Era um restaurante japonês em Pinheiros, na grande São Paulo. Um jantar com mesa reservada.

Naquela noite, o assunto foi meu novo emprego e minhas ambições para o futuro. Ele pareceu satisfeito com minhas novidades. Seguimos para um motel de luxo que ficava paralelo à marginal.

Monster e eu num motel? Ora, ora.

Apenas para podermos ficar na companhia um do outro até o dia amanhecer. A regra era clara: nada de contatos íntimos. Éramos amigos. Amigos não fazem sexo. Amigos são amigos.

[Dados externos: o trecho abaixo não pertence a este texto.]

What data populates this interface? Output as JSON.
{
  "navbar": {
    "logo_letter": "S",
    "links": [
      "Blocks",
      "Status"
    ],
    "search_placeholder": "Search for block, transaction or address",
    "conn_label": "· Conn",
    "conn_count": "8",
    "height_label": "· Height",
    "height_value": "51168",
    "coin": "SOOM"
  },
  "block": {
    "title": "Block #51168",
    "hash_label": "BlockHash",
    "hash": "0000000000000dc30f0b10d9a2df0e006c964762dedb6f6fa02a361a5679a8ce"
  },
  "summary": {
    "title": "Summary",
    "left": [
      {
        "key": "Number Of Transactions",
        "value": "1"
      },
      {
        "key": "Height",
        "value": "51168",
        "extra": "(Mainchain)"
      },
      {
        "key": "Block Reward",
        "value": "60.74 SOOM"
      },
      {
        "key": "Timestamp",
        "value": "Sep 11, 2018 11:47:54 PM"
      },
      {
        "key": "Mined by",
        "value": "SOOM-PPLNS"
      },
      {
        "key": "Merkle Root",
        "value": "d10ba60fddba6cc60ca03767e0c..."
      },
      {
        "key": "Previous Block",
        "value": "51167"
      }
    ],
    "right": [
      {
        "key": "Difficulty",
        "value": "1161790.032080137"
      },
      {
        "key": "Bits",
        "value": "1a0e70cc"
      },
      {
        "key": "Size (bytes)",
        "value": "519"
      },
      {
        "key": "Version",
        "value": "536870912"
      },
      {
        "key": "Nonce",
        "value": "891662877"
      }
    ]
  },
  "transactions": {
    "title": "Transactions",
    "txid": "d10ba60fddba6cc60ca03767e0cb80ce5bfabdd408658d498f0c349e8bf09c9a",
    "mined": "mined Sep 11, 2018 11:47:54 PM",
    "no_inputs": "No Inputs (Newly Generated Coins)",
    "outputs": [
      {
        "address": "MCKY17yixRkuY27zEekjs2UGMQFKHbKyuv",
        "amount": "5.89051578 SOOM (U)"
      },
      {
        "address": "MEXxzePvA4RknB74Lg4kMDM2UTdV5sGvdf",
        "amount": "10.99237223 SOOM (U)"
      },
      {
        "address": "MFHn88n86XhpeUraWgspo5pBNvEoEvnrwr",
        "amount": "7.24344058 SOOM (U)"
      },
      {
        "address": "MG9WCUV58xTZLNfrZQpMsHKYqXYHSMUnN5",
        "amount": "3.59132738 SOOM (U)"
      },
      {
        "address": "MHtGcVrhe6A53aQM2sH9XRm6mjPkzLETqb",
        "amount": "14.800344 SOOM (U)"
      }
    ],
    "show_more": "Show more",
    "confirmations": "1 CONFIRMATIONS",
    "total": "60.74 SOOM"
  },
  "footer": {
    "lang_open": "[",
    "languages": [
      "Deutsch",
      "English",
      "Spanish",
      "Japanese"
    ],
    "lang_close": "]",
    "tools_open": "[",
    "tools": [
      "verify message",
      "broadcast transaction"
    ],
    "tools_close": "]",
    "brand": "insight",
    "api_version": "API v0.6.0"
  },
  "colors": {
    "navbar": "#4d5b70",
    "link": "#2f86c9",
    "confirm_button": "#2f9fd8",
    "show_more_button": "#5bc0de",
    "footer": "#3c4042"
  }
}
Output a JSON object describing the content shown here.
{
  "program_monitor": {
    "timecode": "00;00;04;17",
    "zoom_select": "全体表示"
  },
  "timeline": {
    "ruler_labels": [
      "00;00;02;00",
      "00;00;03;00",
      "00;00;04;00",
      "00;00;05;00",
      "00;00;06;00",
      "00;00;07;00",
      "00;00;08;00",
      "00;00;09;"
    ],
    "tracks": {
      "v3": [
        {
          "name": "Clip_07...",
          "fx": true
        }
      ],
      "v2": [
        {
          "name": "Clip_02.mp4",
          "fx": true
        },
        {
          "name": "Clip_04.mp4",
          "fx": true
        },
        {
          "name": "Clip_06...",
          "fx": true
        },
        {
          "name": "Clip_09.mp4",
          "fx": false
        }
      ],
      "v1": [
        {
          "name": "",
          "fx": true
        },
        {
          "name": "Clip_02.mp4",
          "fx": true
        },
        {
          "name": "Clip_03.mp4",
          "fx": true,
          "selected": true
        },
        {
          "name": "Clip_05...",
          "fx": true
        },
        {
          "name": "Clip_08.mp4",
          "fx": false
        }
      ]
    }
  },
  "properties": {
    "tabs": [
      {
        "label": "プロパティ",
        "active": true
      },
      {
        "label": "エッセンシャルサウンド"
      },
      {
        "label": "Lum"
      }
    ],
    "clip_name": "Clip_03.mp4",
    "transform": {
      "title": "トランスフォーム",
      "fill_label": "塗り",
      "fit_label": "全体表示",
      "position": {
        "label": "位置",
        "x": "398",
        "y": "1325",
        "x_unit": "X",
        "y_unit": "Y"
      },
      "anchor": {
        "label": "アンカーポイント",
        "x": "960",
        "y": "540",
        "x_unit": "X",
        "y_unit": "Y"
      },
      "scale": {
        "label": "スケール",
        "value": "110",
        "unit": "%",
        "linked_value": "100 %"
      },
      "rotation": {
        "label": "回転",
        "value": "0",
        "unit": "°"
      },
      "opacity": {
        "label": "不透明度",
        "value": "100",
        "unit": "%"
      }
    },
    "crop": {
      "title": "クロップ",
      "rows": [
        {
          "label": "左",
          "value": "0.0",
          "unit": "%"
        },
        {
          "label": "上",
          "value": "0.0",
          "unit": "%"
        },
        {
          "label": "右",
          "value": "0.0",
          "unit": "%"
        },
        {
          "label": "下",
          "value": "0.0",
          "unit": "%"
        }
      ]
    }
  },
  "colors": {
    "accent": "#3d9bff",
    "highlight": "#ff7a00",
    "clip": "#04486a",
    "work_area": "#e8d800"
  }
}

No final daquela noite, despedimo-nos e eu retornei para minha pacata cidade interiorana. O engraçado veio depois, quando Monster e eu nos encontramos num chat, e ele me disse, chateado, que havia perdido o presente que trouxera para mim.

Eu contei a ele que encontrara um colar que me fazia lembrar uma folha de maconha. Ao dar os detalhes do colar, ele caiu na gargalhada:

- Boo, não acredito que você não reconheceu o pingente!

- Como assim?

- Esse era o “meu presente” para você: um colar com pingente de maple leaf, o símbolo do Canadá!

- Ah!

- E você nem pra me falar?

- E como é que eu ia saber? Não estava embrulhado para presente, pessoa!

- Eu pretendia colocar em seu pescoço e te fazer uma surpresa.

- Poxa vida... Mas de qualquer forma, o colar está comigo. Presente entregue!

- Sim... E então, eu espero que tenha gostado.

- Amei.

Foi uma noite especialmente boa, e desde então, a pequena maple leaf estava sempre comigo - sentada ali diante da imensidão azul, fechei a mão em torno do pequeno pingente, desejando poder voltar no tempo.

A vontade de permanecer na ilha fora embora. Eu queria a minha realidade, meu apartamento, meu mundo, queria poder chorar sem ser incomodada. Começava a entender o motivo de toda aquela mudança de atitude de Monster, e entender não me agradava nem um pouco.

O sol dava seus primeiros sinais – teríamos ao menos uma manhã sem chuva, apesar do frio da ilha.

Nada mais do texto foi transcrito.